A: Yes. I already have. Belle appears in my first novel, The Scandalous Summer of Sissy LeBlanc. I didn't create her until rather late in the book, but once I did I fell in love with her. She was one of my favorite characters, brave acerbic, funny, and in The Bad Behavior of Belle Cantrell searching for her moral center. I'm working on a contemporary novel in which Belle's granddaughter Sissy reappears.

Q: The Scandalous Summer of Sissy LeBlanc, which I confess I have not yet read (but intend to correct that quickly) tells Belle Cantrell's granddaughter's story. Did you plan to write these two books out of sequence or did the first inspire the second?

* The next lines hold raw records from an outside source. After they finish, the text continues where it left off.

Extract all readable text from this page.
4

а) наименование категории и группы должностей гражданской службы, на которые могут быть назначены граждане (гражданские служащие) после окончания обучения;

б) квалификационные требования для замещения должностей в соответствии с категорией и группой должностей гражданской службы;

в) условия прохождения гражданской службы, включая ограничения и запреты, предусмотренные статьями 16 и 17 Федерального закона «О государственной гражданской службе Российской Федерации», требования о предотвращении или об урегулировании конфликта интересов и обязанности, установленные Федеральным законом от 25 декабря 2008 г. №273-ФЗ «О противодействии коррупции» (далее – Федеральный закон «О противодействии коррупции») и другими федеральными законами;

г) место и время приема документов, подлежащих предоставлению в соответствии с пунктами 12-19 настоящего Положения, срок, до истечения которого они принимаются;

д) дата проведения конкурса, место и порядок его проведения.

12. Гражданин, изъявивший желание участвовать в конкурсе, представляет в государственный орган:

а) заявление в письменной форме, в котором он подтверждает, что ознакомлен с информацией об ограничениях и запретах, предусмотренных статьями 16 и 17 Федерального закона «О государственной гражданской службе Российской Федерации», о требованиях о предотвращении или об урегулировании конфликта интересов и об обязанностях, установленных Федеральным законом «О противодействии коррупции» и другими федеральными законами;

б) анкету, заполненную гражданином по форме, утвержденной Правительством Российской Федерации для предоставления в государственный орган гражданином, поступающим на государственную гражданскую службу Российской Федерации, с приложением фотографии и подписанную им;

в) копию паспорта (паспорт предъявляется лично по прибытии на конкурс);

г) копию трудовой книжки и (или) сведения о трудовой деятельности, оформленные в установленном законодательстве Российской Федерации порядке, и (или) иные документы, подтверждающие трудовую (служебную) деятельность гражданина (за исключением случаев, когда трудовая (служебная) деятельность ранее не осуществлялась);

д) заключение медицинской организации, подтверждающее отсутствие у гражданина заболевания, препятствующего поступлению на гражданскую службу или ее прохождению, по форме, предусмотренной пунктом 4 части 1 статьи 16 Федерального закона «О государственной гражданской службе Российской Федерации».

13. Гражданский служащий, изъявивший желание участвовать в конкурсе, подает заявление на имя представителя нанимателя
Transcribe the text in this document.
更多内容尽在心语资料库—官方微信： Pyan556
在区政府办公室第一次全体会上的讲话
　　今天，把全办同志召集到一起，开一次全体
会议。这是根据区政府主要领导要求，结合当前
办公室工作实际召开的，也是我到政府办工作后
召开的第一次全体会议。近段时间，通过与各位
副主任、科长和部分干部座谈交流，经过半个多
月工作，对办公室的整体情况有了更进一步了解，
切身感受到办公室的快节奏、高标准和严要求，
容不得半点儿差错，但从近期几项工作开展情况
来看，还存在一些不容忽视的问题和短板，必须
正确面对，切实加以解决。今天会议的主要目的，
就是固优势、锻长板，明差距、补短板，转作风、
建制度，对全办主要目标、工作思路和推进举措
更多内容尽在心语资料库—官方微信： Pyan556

A: Not at all. I planned for Sissy to be a stand alone literary novel. Then it became a national best seller and my publisher wanted more. I resisted until I set the story of the shoot-out in 1920 and realized that Bad Belle would be a hot young widow in her early 30s. I knew I had a great character and wanted to write her story. Three years later I had a book.

Q: Writing can be a very lonely occupation. Do you have a strong support group and cheering section?

A: My husband is also a writer and my son is a magazine editor. Both are supportive, but you still have to go into that room alone and face the glowing computer screen, not when the mood strikes or when you have time, but hour after hour, day after day.